As a community of faith, the ELCA stands with its companion churches and institutions in Palestine. We must take our lead from siblings in Christ who have a more immediate connection to what is happening in the Holy Land. Bishop Sani Ibrahim Azar of the ELCJHL said in a statement this week “This provocation of the Palestinian people by the Israeli army and by settlers, especially during the Muslim holy month of Ramadan, is completely unacceptable. Furthermore, the impending evictions in Sheikh Jarrah are illegal under international law.”

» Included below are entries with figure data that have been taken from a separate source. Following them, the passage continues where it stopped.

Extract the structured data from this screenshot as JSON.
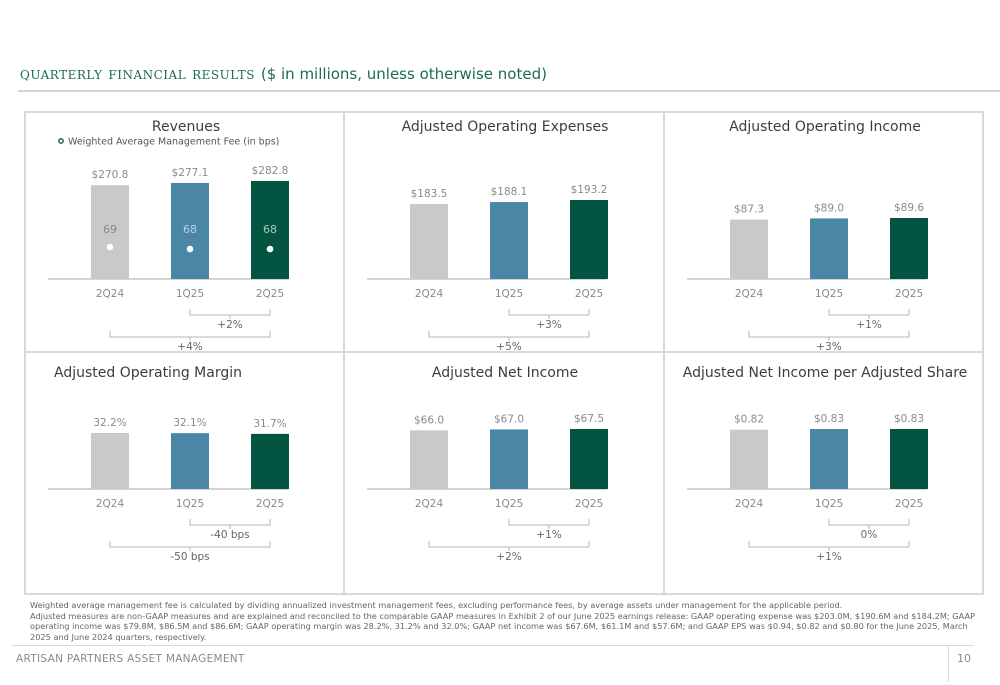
{
  "header": {
    "title": "QUARTERLY FINANCIAL RESULTS",
    "subtitle": "($ in millions, unless otherwise noted)"
  },
  "colors": {
    "prior_year": "#c8c9cb",
    "prior_quarter": "#4a86a6",
    "current_quarter": "#045442",
    "title_green": "#1d6b57"
  },
  "chart_data": [
    {
      "type": "bar",
      "id": "revenues",
      "title": "Revenues",
      "categories": [
        "2Q24",
        "1Q25",
        "2Q25"
      ],
      "values": [
        270.8,
        277.1,
        282.8
      ],
      "value_labels": [
        "$270.8",
        "$277.1",
        "$282.8"
      ],
      "ylim": [
        0,
        282.8
      ],
      "legend": "Weighted Average Management Fee (in bps)",
      "secondary": {
        "name": "Weighted Average Management Fee (in bps)",
        "type": "scatter",
        "values": [
          69,
          68,
          68
        ],
        "labels": [
          "69",
          "68",
          "68"
        ]
      },
      "comparisons": [
        {
          "from": "1Q25",
          "to": "2Q25",
          "label": "+2%"
        },
        {
          "from": "2Q24",
          "to": "2Q25",
          "label": "+4%"
        }
      ]
    },
    {
      "type": "bar",
      "id": "adj-opex",
      "title": "Adjusted Operating Expenses",
      "categories": [
        "2Q24",
        "1Q25",
        "2Q25"
      ],
      "values": [
        183.5,
        188.1,
        193.2
      ],
      "value_labels": [
        "$183.5",
        "$188.1",
        "$193.2"
      ],
      "comparisons": [
        {
          "from": "1Q25",
          "to": "2Q25",
          "label": "+3%"
        },
        {
          "from": "2Q24",
          "to": "2Q25",
          "label": "+5%"
        }
      ]
    },
    {
      "type": "bar",
      "id": "adj-op-income",
      "title": "Adjusted Operating Income",
      "categories": [
        "2Q24",
        "1Q25",
        "2Q25"
      ],
      "values": [
        87.3,
        89.0,
        89.6
      ],
      "value_labels": [
        "$87.3",
        "$89.0",
        "$89.6"
      ],
      "comparisons": [
        {
          "from": "1Q25",
          "to": "2Q25",
          "label": "+1%"
        },
        {
          "from": "2Q24",
          "to": "2Q25",
          "label": "+3%"
        }
      ]
    },
    {
      "type": "bar",
      "id": "adj-op-margin",
      "title": "Adjusted Operating Margin",
      "categories": [
        "2Q24",
        "1Q25",
        "2Q25"
      ],
      "values": [
        32.2,
        32.1,
        31.7
      ],
      "value_labels": [
        "32.2%",
        "32.1%",
        "31.7%"
      ],
      "comparisons": [
        {
          "from": "1Q25",
          "to": "2Q25",
          "label": "-40 bps"
        },
        {
          "from": "2Q24",
          "to": "2Q25",
          "label": "-50 bps"
        }
      ]
    },
    {
      "type": "bar",
      "id": "adj-net-income",
      "title": "Adjusted Net Income",
      "categories": [
        "2Q24",
        "1Q25",
        "2Q25"
      ],
      "values": [
        66.0,
        67.0,
        67.5
      ],
      "value_labels": [
        "$66.0",
        "$67.0",
        "$67.5"
      ],
      "comparisons": [
        {
          "from": "1Q25",
          "to": "2Q25",
          "label": "+1%"
        },
        {
          "from": "2Q24",
          "to": "2Q25",
          "label": "+2%"
        }
      ]
    },
    {
      "type": "bar",
      "id": "adj-eps",
      "title": "Adjusted Net Income per Adjusted Share",
      "categories": [
        "2Q24",
        "1Q25",
        "2Q25"
      ],
      "values": [
        0.82,
        0.83,
        0.83
      ],
      "value_labels": [
        "$0.82",
        "$0.83",
        "$0.83"
      ],
      "comparisons": [
        {
          "from": "1Q25",
          "to": "2Q25",
          "label": "0%"
        },
        {
          "from": "2Q24",
          "to": "2Q25",
          "label": "+1%"
        }
      ]
    }
  ],
  "footnotes": [
    "Weighted average management fee is calculated by dividing annualized investment management fees, excluding performance fees, by average assets under management for the applicable period.",
    "Adjusted measures are non-GAAP measures and are explained and reconciled to the comparable GAAP measures in Exhibit 2 of our June 2025 earnings release: GAAP operating expense was $203.0M, $190.6M and $184.2M; GAAP operating income was $79.8M, $86.5M and $86.6M; GAAP operating margin was 28.2%, 31.2% and 32.0%; GAAP net income was $67.6M, $61.1M and $57.6M; and GAAP EPS was $0.94, $0.82 and $0.80 for the June 2025, March 2025 and June 2024 quarters, respectively."
  ],
  "footer": {
    "company": "ARTISAN PARTNERS ASSET MANAGEMENT",
    "page_number": "10"
  }
}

The staff at the Lutheran World Federation’s Augusta Victoria Hospital on the Mount of Olives have set up emergency triage to treat the injuries and casualties inflicted on Palestinians at Al-Aqsa compound. In an article quoting the Patriarch and heads of the Jerusalem churches, World Council of Churches notes: “The growing tension, backed mainly by right-wing radical groups, endangers the already fragile reality in and around Jerusalem.” The Association of Lutherans of Arab and Middle Eastern Heritage (ALAMEH) of the ELCA issued a statement which reads: “ Denying the rights of its Arab residents to live in equality in their homes will only bring suffering and injustice, but never peace. Equality and freedom – not exclusivity and domination - should be the guiding principles of both policy and practice.”
This week, please keep the peoples of the Holy Land in your prayers. If the Spirit moves you, engage with our elected officials and express your concerns about the treatment of the Palestinian people.
Please be with our neighbors in the Holy Land who are seeking peace and justice. Protect them from further violence. Lead us to engage our hearts and minds to study and understand the full situation. Help us to humanize both Palestinians and Israelis. Treat those who are injured. Be with those who mourn the death of loved ones. Empower those who fight for justice and peace. Help us to never give up until all live in safety. Amen.